For concrete examples, you can check out the Jupyter notebook examples in the ReinventCommunity repo.
Running each example will result in a template file.There are templates for many running modes.
Each running mode can be executed by python input.py some_running_mode.json
after activating the environment.
Templates can be manually edited before using. The only thing that needs modification for a standard run are the file
and folder paths. Most running modes produce logs that can be monitored by tensorboard
.
The REINVENT project uses the unittest
framework for its tests; before you run them you first have to create a
configuration, which the tests will use.

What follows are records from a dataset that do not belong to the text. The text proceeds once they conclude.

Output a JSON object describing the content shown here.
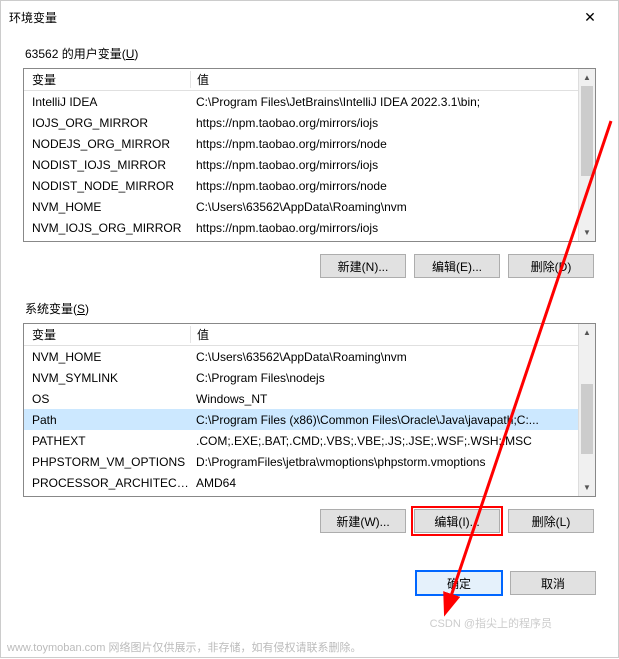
{
  "dialog": {
    "title": "环境变量",
    "close_icon": "✕"
  },
  "user_section": {
    "label_prefix": "63562 的用户变量(",
    "label_key": "U",
    "label_suffix": ")",
    "header_var": "变量",
    "header_val": "值",
    "rows": [
      {
        "name": "IntelliJ IDEA",
        "value": "C:\\Program Files\\JetBrains\\IntelliJ IDEA 2022.3.1\\bin;"
      },
      {
        "name": "IOJS_ORG_MIRROR",
        "value": "https://npm.taobao.org/mirrors/iojs"
      },
      {
        "name": "NODEJS_ORG_MIRROR",
        "value": "https://npm.taobao.org/mirrors/node"
      },
      {
        "name": "NODIST_IOJS_MIRROR",
        "value": "https://npm.taobao.org/mirrors/iojs"
      },
      {
        "name": "NODIST_NODE_MIRROR",
        "value": "https://npm.taobao.org/mirrors/node"
      },
      {
        "name": "NVM_HOME",
        "value": "C:\\Users\\63562\\AppData\\Roaming\\nvm"
      },
      {
        "name": "NVM_IOJS_ORG_MIRROR",
        "value": "https://npm.taobao.org/mirrors/iojs"
      }
    ],
    "buttons": {
      "new": "新建(N)...",
      "edit": "编辑(E)...",
      "delete": "删除(D)"
    }
  },
  "system_section": {
    "label_prefix": "系统变量(",
    "label_key": "S",
    "label_suffix": ")",
    "header_var": "变量",
    "header_val": "值",
    "selected_index": 3,
    "rows": [
      {
        "name": "NVM_HOME",
        "value": "C:\\Users\\63562\\AppData\\Roaming\\nvm"
      },
      {
        "name": "NVM_SYMLINK",
        "value": "C:\\Program Files\\nodejs"
      },
      {
        "name": "OS",
        "value": "Windows_NT"
      },
      {
        "name": "Path",
        "value": "C:\\Program Files (x86)\\Common Files\\Oracle\\Java\\javapath;C:..."
      },
      {
        "name": "PATHEXT",
        "value": ".COM;.EXE;.BAT;.CMD;.VBS;.VBE;.JS;.JSE;.WSF;.WSH;.MSC"
      },
      {
        "name": "PHPSTORM_VM_OPTIONS",
        "value": "D:\\ProgramFiles\\jetbra\\vmoptions\\phpstorm.vmoptions"
      },
      {
        "name": "PROCESSOR_ARCHITECT...",
        "value": "AMD64"
      }
    ],
    "buttons": {
      "new": "新建(W)...",
      "edit": "编辑(I)...",
      "delete": "删除(L)"
    }
  },
  "bottom": {
    "ok": "确定",
    "cancel": "取消"
  },
  "watermark": {
    "left": "www.toymoban.com  网络图片仅供展示，非存储，如有侵权请联系删除。",
    "right": "CSDN @指尖上的程序员"
  }
}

In the project directory, create a config.json
file in the configs/
directory;
you can use the example config (example.config.json
) as a base. The simplest way is to make a copy of the example.config.json
and name it config.json
. At this point, REINVENT
can be executed. If you want to further run the unit tests, relevant paths
will need to be specified in your 'config.json' file, e.g, if testing reinforcement learning, the corresponding unit tests
will require a prior: specify the path to the prior in the "PRIOR_PATH" field.
Important: Make sure that you set MAIN_TEST_PATH
to a non-existent directory; it is where temporary files will be
written during the tests; if it is set to an existing directory, that directory will be removed once the tests have finished.
Some tests require a proprietary OpenEye license; you have to set up a few things to make the tests read your
license. The simple way is to just set the OE_LICENSE
environment variable to the path of the file containing the
license. If you just want to set the license in the reinvent_scoring
Conda environment, it is a bit more complicated,
but you only have to do it once.
(reinvent-scoring) $ cd $CONDA_PREFIX
$ mkdir -p etc/conda/activate.d
$ mkdir -p etc/conda/deactivate.d
Put the following in etc/conda/activate.d/env_vars.sh
.
#!/bin/sh
export OE_LICENSE='</path/to/your/oe_license/file>'
And put the following in etc/conda/deactivate.d/env_vars.sh
.
#!/bin/sh
unset OE_LICENSE
Once you have created the files, deactivate and re-activate the environment, and echo $OE_LICENSE
should output the
path to the license file.
Once you have a configuration and your license can be read, you can run the tests.